Such devices are often required after purchasing some old fixed
telescope, which has no information for either the telescopic focal
length (fl.), the eyepiece focal or the magnification. Most purposes
this may be unimportant, but for astronomical visual observations
knowing the really focal length of some eyepiece is only really
required to about 2% to 3%. Furthermore in observational reports, the
eyepiece focal length (efl.) must be calculated and obtained before
any magnifications should be either published or stated —
making such observational reports even more authoritative and
complete.
For those requiring for calculating the focal length of the
eyepiece, it is important to know that the value placed on especially
older eyepieces may have gross errors, sometimes exceeding 20% or
even more. Most eyepiece manufacturers have calculated the mean value
from many hundreds of similar eyepieces having near equal focal
length. We find that most short focal length eyepieces are usually
overstated, because they are easier to make. I have seen so many
observational reports give powers as e.g. 294×, when the true
value could be 250×! As for many modern eyepieces, most
are adequate in their optical design these days that it is nothing to
be too concerned about. This is due to vast improvements in the last
twenty or thirty years in production methods and decent optical
coatings.
(In fact the other things you should be know is the field of
view (in degrees) of the eyepiece in each telescope and the
apparent field size (in arcsecs) and this helps in
understanding the field that some pair or deep-sky object lies
in.)
Eyepiece Focal Lengths
Three methods can be be used to the eyepiece focal length
(Efl);
1. Disassembling the eyepiece and measuring the focal
length on an optical bench. This is unwise if done by the novice.

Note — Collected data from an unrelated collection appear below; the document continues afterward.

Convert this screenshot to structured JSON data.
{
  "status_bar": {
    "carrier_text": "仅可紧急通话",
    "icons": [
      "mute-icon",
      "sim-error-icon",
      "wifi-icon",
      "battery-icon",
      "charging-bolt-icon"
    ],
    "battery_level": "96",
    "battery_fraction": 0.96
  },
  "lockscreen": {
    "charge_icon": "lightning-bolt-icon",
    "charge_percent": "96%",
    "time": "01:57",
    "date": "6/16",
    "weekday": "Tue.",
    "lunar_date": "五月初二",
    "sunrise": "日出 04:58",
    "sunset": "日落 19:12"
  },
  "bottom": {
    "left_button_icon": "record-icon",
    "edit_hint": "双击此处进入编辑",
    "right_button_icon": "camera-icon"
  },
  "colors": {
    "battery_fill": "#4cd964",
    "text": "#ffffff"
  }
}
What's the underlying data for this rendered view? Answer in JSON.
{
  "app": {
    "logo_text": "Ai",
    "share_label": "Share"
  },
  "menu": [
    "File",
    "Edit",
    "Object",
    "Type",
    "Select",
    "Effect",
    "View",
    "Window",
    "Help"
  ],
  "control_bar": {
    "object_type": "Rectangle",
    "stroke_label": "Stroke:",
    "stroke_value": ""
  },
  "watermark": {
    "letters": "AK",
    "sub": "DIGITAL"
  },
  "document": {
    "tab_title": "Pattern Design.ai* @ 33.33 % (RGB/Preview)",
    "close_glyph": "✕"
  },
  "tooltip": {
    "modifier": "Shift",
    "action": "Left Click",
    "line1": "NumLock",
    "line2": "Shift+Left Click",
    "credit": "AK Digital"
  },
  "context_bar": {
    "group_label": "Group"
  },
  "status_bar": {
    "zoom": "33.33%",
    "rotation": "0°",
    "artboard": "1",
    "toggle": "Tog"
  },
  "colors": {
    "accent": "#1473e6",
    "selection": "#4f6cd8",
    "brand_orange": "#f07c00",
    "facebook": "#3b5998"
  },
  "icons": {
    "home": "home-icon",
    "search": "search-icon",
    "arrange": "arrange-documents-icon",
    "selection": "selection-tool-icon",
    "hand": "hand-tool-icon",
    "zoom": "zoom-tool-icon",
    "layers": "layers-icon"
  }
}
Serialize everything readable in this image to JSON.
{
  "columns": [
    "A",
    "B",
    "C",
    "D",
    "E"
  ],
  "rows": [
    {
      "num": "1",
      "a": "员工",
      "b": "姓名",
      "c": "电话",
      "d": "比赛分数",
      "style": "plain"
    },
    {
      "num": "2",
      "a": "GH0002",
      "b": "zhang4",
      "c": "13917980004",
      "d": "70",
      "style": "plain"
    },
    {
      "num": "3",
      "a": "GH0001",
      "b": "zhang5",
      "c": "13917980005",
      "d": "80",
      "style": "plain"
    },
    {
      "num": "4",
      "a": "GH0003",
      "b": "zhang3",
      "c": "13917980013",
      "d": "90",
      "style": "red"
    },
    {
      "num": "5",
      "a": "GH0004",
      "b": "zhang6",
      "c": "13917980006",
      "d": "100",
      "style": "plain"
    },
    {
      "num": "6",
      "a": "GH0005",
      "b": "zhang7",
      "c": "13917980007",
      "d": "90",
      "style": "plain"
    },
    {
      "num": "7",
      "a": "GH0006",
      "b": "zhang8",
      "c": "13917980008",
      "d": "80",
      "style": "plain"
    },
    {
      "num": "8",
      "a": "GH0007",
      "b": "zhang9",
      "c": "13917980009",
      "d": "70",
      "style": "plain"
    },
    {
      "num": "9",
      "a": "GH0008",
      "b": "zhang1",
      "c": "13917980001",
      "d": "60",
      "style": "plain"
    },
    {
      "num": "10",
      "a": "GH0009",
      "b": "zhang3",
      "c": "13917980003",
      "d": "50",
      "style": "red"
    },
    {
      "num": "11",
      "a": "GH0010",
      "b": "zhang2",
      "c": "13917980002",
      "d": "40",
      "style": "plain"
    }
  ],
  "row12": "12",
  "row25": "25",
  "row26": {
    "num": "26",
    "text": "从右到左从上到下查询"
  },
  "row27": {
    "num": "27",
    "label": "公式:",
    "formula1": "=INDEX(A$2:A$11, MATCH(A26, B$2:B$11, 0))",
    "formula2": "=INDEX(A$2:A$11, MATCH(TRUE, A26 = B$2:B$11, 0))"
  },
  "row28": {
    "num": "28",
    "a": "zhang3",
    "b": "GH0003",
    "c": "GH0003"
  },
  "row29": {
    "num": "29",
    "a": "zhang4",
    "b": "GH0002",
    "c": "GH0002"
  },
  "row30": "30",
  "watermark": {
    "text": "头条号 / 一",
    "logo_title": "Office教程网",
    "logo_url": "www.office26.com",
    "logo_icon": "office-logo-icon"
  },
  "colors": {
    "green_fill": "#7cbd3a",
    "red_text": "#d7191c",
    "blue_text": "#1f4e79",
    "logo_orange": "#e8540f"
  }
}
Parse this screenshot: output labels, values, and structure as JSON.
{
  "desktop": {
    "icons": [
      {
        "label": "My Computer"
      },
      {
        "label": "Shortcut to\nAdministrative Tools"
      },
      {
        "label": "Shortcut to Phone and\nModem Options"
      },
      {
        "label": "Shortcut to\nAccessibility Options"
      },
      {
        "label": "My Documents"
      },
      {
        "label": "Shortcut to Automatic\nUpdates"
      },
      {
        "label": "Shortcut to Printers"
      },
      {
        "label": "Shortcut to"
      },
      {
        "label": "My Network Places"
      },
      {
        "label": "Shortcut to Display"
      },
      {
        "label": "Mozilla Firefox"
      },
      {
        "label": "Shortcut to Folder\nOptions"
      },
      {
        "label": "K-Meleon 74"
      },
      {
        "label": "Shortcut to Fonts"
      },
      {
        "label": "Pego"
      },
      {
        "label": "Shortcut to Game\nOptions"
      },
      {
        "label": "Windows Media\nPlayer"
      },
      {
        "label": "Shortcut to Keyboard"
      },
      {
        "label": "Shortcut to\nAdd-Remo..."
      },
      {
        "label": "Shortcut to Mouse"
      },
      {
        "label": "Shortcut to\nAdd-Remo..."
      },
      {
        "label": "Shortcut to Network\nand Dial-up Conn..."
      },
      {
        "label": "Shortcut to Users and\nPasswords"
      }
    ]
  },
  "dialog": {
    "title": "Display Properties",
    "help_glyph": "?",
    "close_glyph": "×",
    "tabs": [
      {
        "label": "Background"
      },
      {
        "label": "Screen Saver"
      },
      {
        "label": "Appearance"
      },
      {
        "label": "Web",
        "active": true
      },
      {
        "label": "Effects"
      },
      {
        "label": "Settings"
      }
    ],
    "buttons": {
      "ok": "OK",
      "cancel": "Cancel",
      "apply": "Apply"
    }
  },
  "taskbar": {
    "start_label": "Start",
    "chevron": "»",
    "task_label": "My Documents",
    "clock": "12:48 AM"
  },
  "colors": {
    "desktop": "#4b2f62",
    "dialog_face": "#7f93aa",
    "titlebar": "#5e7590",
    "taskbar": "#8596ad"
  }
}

2. Directly measuring the observed apparent diameter
of either the Sun or Moon, and converting this into magnification. In
turn, calculating the focal length of the eyepiece.
3. Measure the so-called Ramsden Disk as seen
by the eye. This is the small bright disk seen from about 30cm from
the exit light from an eyepiece, perpendicular to the eyepiece
elements, and is caused by the emergent parallel beam of light
replicating the objective or mirror diameter. The size of the Ramsden
Disk is found to be inversely proportional to the magnification of
the entire optical system.
A major problem measuring the Ramsden Disk is reducing the
measurement errors. Required accuracy must be about 0.1mm for low to
medium powers, 0.05mm for high powers. A linear simple ruler is
therefore just too inaccurate. Knowing this length to 0.1 mm or 0.2mm
will be far better than any manufacturer’s deemed value — adequately being good
enough accuracy with the dynameter.
Methods 1 and 2 are flawed, because they are inaccurate and
require an ephemeris to assess and do the calculations;
Method of Calculation
Magnification (×) − mag(×) is calculated by;
(1) mag(×) = f / efl
If the Ramsden diameter (rd) is proportional to 1/ Mag(×);
then;
(2) mag(×) = OD/RD
Therefore focal length of an eyepiece is;
(3) efl = f / mag(×)
Or by combining (2) with (3)
(4) efl = f /(OD/RD)
(If efl is needed
directly)
Where;
f is the focal length
fl is the focal length of the telescope
efl is the focal length of the eyepiece
OD is the objective or mirror diameter (mm)
RD is the Ramsden Diameter (mm)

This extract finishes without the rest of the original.